“The Castles of Burgundy has long been one of my favorite strategy board games, a 90-120 minute game of tile-laying with a complex scoring system that is often derided as “point salad,” meaning you can get points from so many different paths that there might seem to be no logic to it. I mention that up front because I think it’s a fair criticism of this style of game. Still, Castles of Burgundy is the best implementation I’ve seen of that sort of scoring, especially since designer Stefan Feld, who specializes in this sort of game, connects the different tile types in multiple ways, creating a game that scratches that complex scoring itch but is also well-balanced and coherent.

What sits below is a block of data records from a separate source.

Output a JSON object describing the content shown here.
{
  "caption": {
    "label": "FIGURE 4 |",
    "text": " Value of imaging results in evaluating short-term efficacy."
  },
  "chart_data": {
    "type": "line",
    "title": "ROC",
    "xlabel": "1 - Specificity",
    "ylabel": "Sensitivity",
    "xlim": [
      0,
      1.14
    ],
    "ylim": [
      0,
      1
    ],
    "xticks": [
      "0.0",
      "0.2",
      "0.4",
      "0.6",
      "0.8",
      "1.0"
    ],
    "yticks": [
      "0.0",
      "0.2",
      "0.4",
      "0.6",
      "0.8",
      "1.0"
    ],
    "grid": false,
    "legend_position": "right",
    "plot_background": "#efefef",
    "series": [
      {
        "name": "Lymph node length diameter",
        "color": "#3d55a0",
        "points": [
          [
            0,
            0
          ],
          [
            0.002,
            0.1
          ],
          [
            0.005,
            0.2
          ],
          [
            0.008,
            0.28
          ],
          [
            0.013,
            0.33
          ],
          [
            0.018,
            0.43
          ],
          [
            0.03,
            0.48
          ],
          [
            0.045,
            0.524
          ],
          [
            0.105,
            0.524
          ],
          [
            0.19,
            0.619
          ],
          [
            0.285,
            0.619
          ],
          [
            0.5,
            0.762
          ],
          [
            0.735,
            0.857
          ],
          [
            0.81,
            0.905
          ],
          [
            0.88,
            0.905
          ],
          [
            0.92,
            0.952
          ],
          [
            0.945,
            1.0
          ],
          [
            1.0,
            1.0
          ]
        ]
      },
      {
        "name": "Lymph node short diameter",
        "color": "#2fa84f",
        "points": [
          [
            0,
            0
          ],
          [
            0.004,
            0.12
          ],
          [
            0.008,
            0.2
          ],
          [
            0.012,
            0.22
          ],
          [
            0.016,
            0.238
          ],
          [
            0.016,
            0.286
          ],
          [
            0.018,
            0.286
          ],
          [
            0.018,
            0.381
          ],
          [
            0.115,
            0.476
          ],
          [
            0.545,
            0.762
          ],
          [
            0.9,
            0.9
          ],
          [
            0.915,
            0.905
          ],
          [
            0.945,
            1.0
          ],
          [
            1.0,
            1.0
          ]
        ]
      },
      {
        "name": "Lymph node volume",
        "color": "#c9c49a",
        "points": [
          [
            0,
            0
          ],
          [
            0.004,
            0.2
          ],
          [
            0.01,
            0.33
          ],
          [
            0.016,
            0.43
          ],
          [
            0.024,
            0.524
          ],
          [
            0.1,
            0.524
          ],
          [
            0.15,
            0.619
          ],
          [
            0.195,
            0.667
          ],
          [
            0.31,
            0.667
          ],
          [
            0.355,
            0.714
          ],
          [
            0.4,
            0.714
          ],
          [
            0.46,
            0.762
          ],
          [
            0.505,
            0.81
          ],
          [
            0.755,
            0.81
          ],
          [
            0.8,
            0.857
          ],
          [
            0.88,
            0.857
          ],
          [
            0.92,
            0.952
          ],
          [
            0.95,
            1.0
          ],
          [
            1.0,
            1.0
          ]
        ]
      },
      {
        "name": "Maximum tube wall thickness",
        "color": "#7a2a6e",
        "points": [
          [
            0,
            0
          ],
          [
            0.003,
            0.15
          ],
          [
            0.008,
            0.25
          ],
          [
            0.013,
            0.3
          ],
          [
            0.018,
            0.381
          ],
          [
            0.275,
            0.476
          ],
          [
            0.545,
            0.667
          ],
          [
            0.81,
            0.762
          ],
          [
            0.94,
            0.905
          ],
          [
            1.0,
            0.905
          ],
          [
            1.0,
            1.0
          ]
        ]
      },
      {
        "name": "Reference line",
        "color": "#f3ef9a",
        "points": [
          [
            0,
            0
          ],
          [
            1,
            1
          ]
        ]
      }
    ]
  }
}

Digidiced has now brought Castles of Burgundy to Steam and to mobile platforms in a great-looking app that uses new artwork and allows for quick gameplay against AI opponents.”
—Keith Law, “Review: Beloved board game Castles of Burgundy is now an app.” arstechnica.com. April 13, 2019.
Interactive fiction is text-driven games and stories most commonly associated with the dawn of the computing age and games like Zork. Depending on one’s definition, you might be able to stretch the category to include games like Nethack.
Today, it is a thriving sub-culture with new works being created by independent creators. The Interactive Fiction Database is a good way to find great games or genres. The Interactive Fiction Competition a good place to look for new works. For a gentle introduction, try one of the many guides available.
The game 9:05, playable via the link, is a commonly referenced entry point to interactive fiction and is also used by English as a Second Language teachers to teach basic English vocabulary.
If you’d like to go old-school, some have been made playable in a web-browser. Want to play Zork without installing any software? Now you can.
Or, if you want to get a feel for these types of games but still want some graphics, try Nethack, a dungeon exploration game with permadeath which has recently been updated. Easy to learn to play, but very difficult to master. “Internet user needs food badly!” Best played cold, but it is also interesting to play if you read the spoilers.
“Why, we might ask, did Civilization turn out differently? A big piece of the reason must be Sid Meier’s unwavering commitment to fun as the final arbiter in game design, as summed up in his longstanding maxim of “Fun trumps history.” Meier, Bunten, and Crawford actually met on at least one occasion to discuss the games of everything they each had in progress. Crawford’s recollections of that meeting are telling, even if they’re uttered more in a tone of condemnation than approbation: “Sid had a very clear notion: he was going to make it fun. He didn’t give a damn about anything else; it was going to be fun. He said, ‘I have absolutely no reservation about fiddling with realism or anything, so long as I can make it more fun.’”
—Jimmy Maher, “The Game of Everything, Part 1: Making Civilization.” The Digital Antiquarian. March 16, 2018.